Blend Plants produziert Zement- und Asphaltmischanlagen.
Wer ein Gesicht für den "italienischen Weg nach Afrika" sucht, könnte auf das von Piero Berardi stoßen. Der 66-Jährige verantwortet seit 2012 den Afrika-Vertrieb bei Blend Plants. Das mittelständische Unternehmen aus der Nähe von Brescia produziert mit rund 70 Mitarbeitern Zement- und Asphalt-Mischanlagen. Seine Vertriebsarbeit heute lebt von der Vielzahl an Kontakten, die Berardi im Lauf der Zeit aufgebaut hat.
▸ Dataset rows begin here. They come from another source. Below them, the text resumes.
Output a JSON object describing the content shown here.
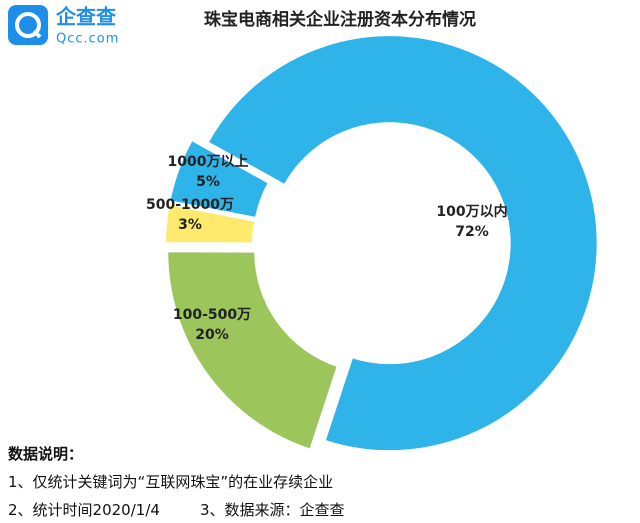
{
  "logo": {
    "name": "企查查",
    "site": "Qcc.com"
  },
  "chart_data": {
    "type": "donut",
    "title": "珠宝电商相关企业注册资本分布情况",
    "categories": [
      "100万以内",
      "100-500万",
      "500-1000万",
      "1000万以上"
    ],
    "values": [
      72,
      20,
      3,
      5
    ],
    "value_labels": [
      "72%",
      "20%",
      "3%",
      "5%"
    ],
    "colors": [
      "#2fb4ea",
      "#9cc55c",
      "#fde96c",
      "#2fb4ea"
    ]
  },
  "notes": {
    "heading": "数据说明：",
    "line1": "1、仅统计关键词为“互联网珠宝”的在业存续企业",
    "line2": "2、统计时间2020/1/4",
    "line3": "3、数据来源：企查查"
  }
}
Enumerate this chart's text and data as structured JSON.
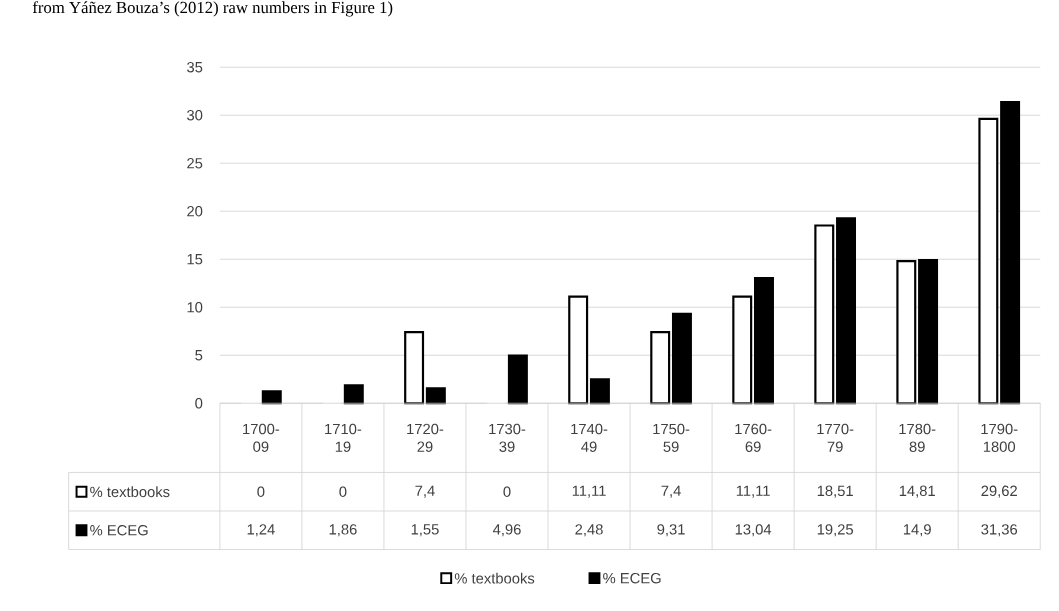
{
  "chart_data": {
    "type": "bar",
    "annotations": [
      "from Yáñez Bouza’s (2012) raw numbers in Figure 1)"
    ],
    "categories": [
      "1700-09",
      "1710-19",
      "1720-29",
      "1730-39",
      "1740-49",
      "1750-59",
      "1760-69",
      "1770-79",
      "1780-89",
      "1790-1800"
    ],
    "series": [
      {
        "name": "% textbooks",
        "color": "#ffffff",
        "values": [
          0,
          0,
          7.4,
          0,
          11.11,
          7.4,
          11.11,
          18.51,
          14.81,
          29.62
        ],
        "value_labels": [
          "0",
          "0",
          "7,4",
          "0",
          "11,11",
          "7,4",
          "11,11",
          "18,51",
          "14,81",
          "29,62"
        ]
      },
      {
        "name": "% ECEG",
        "color": "#000000",
        "values": [
          1.24,
          1.86,
          1.55,
          4.96,
          2.48,
          9.31,
          13.04,
          19.25,
          14.9,
          31.36
        ],
        "value_labels": [
          "1,24",
          "1,86",
          "1,55",
          "4,96",
          "2,48",
          "9,31",
          "13,04",
          "19,25",
          "14,9",
          "31,36"
        ]
      }
    ],
    "ylim": [
      0,
      35
    ],
    "yticks": [
      0,
      5,
      10,
      15,
      20,
      25,
      30,
      35
    ],
    "grid": "y",
    "legend": "bottom"
  }
}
Mit einem Studentenaustausch bei Fiat in Kairo setzte er 1978 zum ersten Mal seinen Fuß auf den afrikanischen Kontinent.
Top-down zum Ziel
Herr Berardi, wie gehen Sie bei der Kontaktaufnahme in einen neuen Markt in Afrika vor?
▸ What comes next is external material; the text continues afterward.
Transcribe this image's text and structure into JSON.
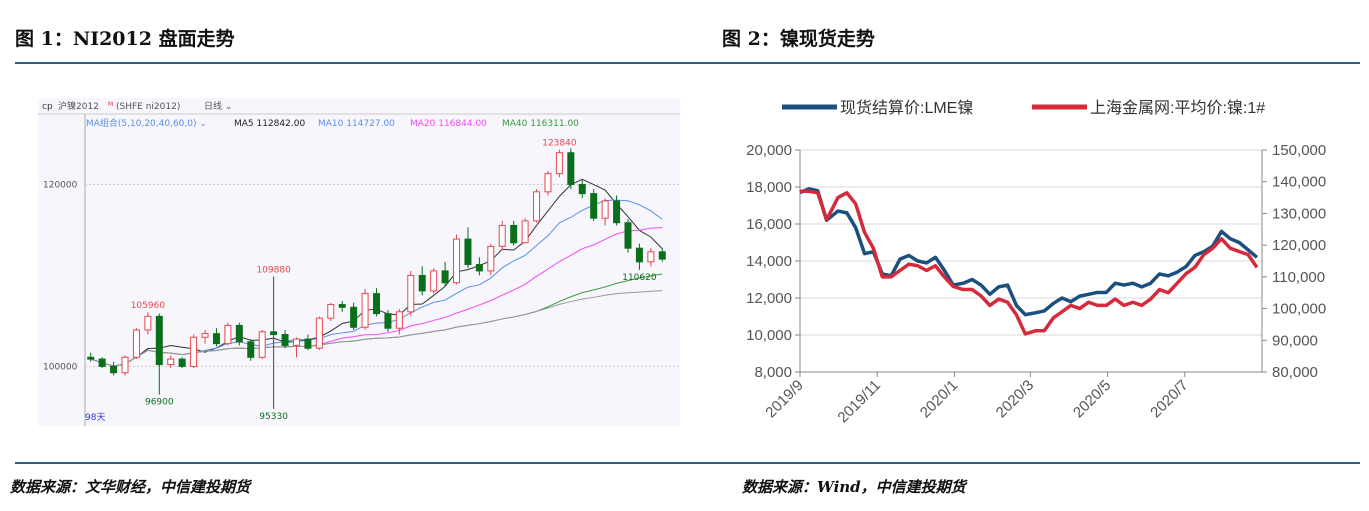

Immer top-down, ich fange also bei politischen Entscheidungsträgern an. In einem kleinen Land wie Ruanda treffe ich als Erstes den italienischen Botschafter. Zusammen gehen wir dann zum Chef der nationalen Straßenbehörde, der nächste Termin ist bei der zuständigen Handelskammer. Im Falle Nigerias ist der Botschafter in Rom mein erster Anlaufpunkt. Er vermittelt mir dann zum Beispiel den Kontakt zu einem staatlichen Bauunternehmer in seiner Heimat.
Und die italienischen Botschafter in Afrika, die spielen da mit?
Ja, und bei Vertretungen anderer europäischer Staaten glaube ich das ebenfalls zu erkennen. Unter ihnen setzt sich die Erkenntnis durch, dass wir Europäer uns gegenseitig helfen müssen, gerade wenn es um die Unterstützung unserer kleineren Firmen geht. Für mich ist das ein wertvolles Netzwerk, das ich flexibel nutze. Umgekehrt profitieren davon auch deutsche, französische oder griechische Firmen; ich sehe mich zuallererst als Europäer.
Dieses Netzwerk bemühen Sie gerade wegen einer Baumesse in Libyen?
Für die Libya Build 2022 hatte ich ein sehr konstruktives Gespräch mit dem Wirtschaftsattaché der deutschen Botschaft in Tripolis. Ein deutscher Gemeinschaftsstand auf der Messe wäre eine tolle Sache.
Solche nationalen Messe-Pavillons finden Sie sehr hilfreich?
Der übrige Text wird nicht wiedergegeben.